No matter who sits in the White House, the result of such a restructuring should be: first, the full participation of Europeans in the military preparations of NATO. Second, the rejection of any attempts to play a more or less independent role in international affairs and the unconditional support of the United States on all key issues. For its part, the United States is unlikely to abandon Europe, leaving it in the care of its own politicians. This may be too risky due to the high probability of expanded EU cooperation with Russia and China, which are strategic opponents of the United States.
And here we return to the question of the European parliamentary elections results.

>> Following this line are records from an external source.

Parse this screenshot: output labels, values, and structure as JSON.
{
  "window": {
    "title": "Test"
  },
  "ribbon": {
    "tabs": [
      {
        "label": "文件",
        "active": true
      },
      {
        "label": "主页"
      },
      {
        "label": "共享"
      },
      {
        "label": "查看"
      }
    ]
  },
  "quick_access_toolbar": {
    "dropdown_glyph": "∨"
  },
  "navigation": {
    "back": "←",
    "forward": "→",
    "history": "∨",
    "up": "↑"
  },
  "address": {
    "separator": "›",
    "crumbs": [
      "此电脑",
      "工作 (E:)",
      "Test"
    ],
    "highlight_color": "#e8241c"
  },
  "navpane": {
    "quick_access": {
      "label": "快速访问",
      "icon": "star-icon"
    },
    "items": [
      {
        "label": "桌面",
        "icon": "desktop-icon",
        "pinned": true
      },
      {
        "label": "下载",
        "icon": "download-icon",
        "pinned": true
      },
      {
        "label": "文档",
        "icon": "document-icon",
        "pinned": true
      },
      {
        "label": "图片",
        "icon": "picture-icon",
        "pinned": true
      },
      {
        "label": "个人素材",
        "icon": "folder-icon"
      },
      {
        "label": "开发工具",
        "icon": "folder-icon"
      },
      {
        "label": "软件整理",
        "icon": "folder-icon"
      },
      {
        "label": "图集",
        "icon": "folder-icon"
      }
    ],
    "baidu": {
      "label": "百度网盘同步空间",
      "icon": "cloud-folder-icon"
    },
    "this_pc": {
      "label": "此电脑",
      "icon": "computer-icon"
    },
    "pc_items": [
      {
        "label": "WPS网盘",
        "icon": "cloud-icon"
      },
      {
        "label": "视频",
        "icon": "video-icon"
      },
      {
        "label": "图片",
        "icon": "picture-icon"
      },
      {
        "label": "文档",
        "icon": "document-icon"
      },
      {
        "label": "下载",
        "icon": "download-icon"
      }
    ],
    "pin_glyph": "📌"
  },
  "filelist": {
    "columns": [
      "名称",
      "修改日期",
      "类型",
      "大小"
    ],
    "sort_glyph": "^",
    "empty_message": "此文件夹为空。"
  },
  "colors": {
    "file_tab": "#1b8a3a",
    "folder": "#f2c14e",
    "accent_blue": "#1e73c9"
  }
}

As they showed, Europe’s non-systemic forces are not yet ready to take power in the EU into their own hands and implement integration reform along the lines of their own scenario, the “Europe of Fatherlands”, while maintaining the common market. However, if the tendency fixed during these elections persists, then it will also affect transatlantic relations. The collapse of the Berlin-Brussels “imperial” project for Europe is unlikely to lead to greater military-political independence for European countries. On the contrary, a more fragmented Europe will need more protection from the United States with respect to key national security issues. Therefore, for Russia, such a Europe will be both a comfortable and a problematic partner.